Ce fonds sera abondé dans le projet de loi de finances rectificative et il va accorder deux types de financements, soit des prêts très subordonnés qui sont équivalents à des fonds propres dont la maturité est indéterminée. Évidemment, le taux augmentera en fonction de la durée de la maturité, mais la maturité est indéterminée. Ce sont quasiment des fonds propres soit des prêts plus classiques avec un différé d'amortissement du type prêt du Fonds de développement économique et social. Je vais être très clair sur ce fonds de transition et ces types de financement.
L'objectif n'est pas de diluer les actionnaires et l'État n'a pas vocation à devenir actionnaire universel des entreprises françaises. Notre objectif est d'assurer une transition dans la sortie de crise pour que ces entreprises puissent rebondir. Ces 3 milliards d'euros visent donc à assurer la transition entre des difficultés conjoncturelles d'une entreprise et le retour à l'activité normale. Elle ne vise pas à faire en sorte que l'État prenne des participations dans toutes les entreprises de France et de Navarre. Cela n'aurait absolument aucun sens et cela exposerait l'État à des activités qui ne sont pas de sa compétence.

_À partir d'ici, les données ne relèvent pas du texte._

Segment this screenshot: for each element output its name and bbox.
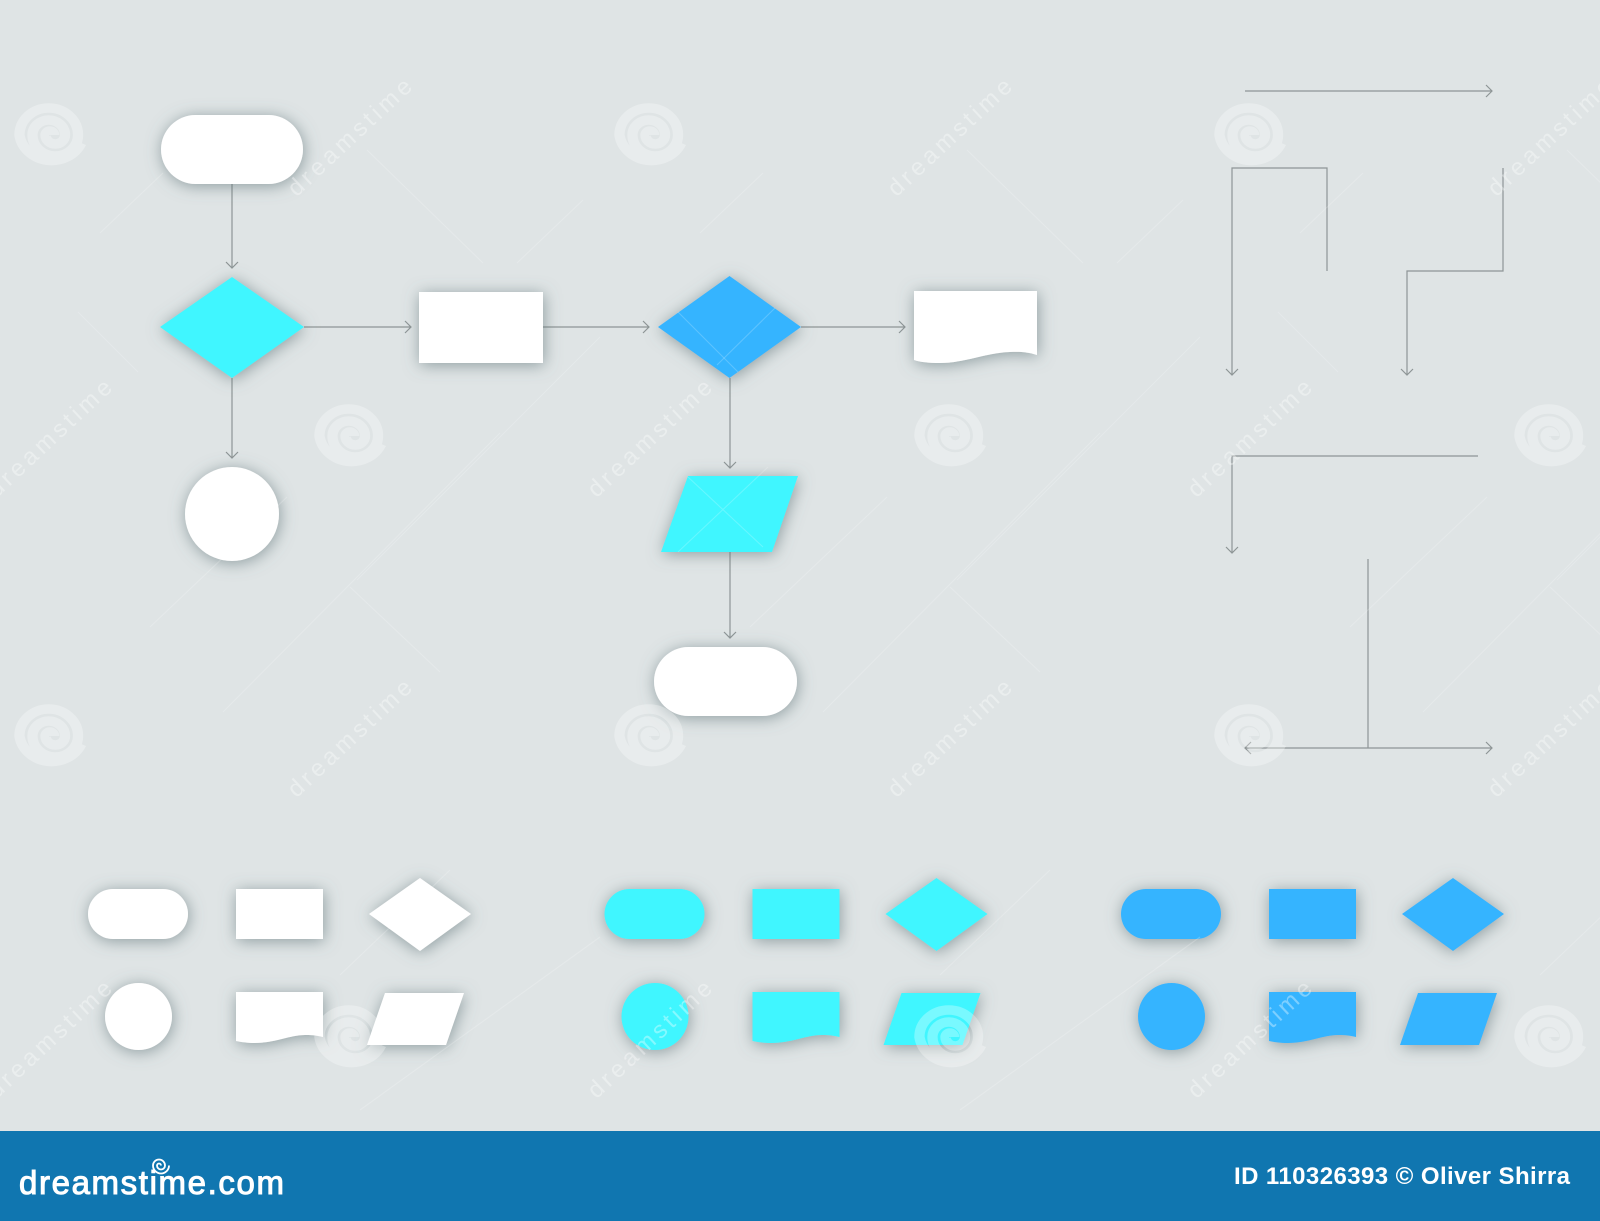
end pill [654,647,797,716]
rectangle [1269,889,1356,939]
T split arrow [1245,559,1492,754]
footer bar [0,1131,1600,1221]
watermark text: dreamstime [882,73,1018,202]
diamond [886,878,988,951]
document [752,992,840,1043]
parallelogram [367,993,464,1045]
footer logo spiral [153,1160,169,1174]
rectangle [236,889,323,939]
elbow arrow short [1226,456,1478,553]
watermark text: dreamstime [1182,374,1318,503]
watermark text: dreamstime [582,975,718,1104]
elbow arrow left [1226,168,1327,375]
document shape [914,291,1037,363]
process rectangle [419,292,543,363]
shape set: white [88,878,471,1050]
circle [1138,983,1205,1050]
pill [604,889,704,939]
start pill [161,115,303,184]
watermark spirals [19,108,1581,1063]
watermark text: dreamstime [282,73,418,202]
end circle [185,467,279,561]
shape set: cyan [604,878,988,1050]
straight arrow [1245,85,1492,97]
diamond [1402,878,1504,951]
decision diamond: blue [658,276,801,378]
main flowchart [160,115,1037,716]
decision diamond: cyan [160,277,304,378]
watermark text: dreamstime [582,374,718,503]
document [236,992,323,1043]
circle [622,983,688,1050]
watermark text: dreamstime [282,674,418,803]
input parallelogram: cyan [661,476,798,552]
circle [105,983,172,1050]
document [1269,992,1356,1043]
parallelogram [1400,993,1497,1045]
diamond [369,878,471,951]
connector samples [1226,85,1503,754]
connector arrows [226,184,905,638]
rectangle [752,889,840,939]
footer image credit: ID 110326393 © Oliver Shirra [1234,1163,1571,1190]
parallelogram [884,993,980,1045]
watermark text: dreamstime [882,674,1018,803]
footer logo text: dreamstime.com [19,1164,284,1201]
pill [88,889,188,939]
watermark lattice lines [0,150,1600,1110]
elbow arrow stepped [1401,168,1503,375]
shape set: blue [1121,878,1504,1050]
watermark text: dreamstime [1182,975,1318,1104]
pill [1121,889,1221,939]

Ces demandes de financement doivent être évidemment instruites pour nous assurer qu'elles rentrent bien dans le cadre que j'ai indiqué, des difficultés conjoncturelles que rencontrent certaines entreprises alors même que leur activité reste viable.
Ces demandes de financement seront instruites par un comité consultatif présidé par le conseiller national à la sortie de crise, Gérard Pfauwadel, qui est ici présent et que je remercie pour avoir accepté de piloter l'intégralité de ce dispositif.
Les demandes remonteront chez ce conseil national à la sortie de crise qui animera un comité consultatif et qui émettra une recommandation sur chacun des dossiers. La décision finale appartiendra au ministre de l'Économie et des Finances.
Enfin, pour les entreprises qui ont besoin de plus qu'un soutien financier, c'est-à-dire d'une procédure préventive et collective. Ces procédures vont être simplifiées et accélérées et je laisserai le garde des Sceaux les présenter.
Je veux juste indiquer que s'agissant du mandat ad hoc de sortie de crise, je veux remercier les administrateurs judiciaires et mandataires judiciaires qui ont accepté de limiter leurs honoraires à 1 500 euros pour les entreprises de moins de 5 salariés, 3 000 euros pour les entreprises de moins de 10 000 salariés et pour leur engagement de traiter le dossier en trois mois.
Nous aurons ensuite une procédure accélérée qui est l'un des objets tout à fait nouveau aussi de ce traitement de sortie de crise que je laisserais au garde des Sceaux le soin de présenter.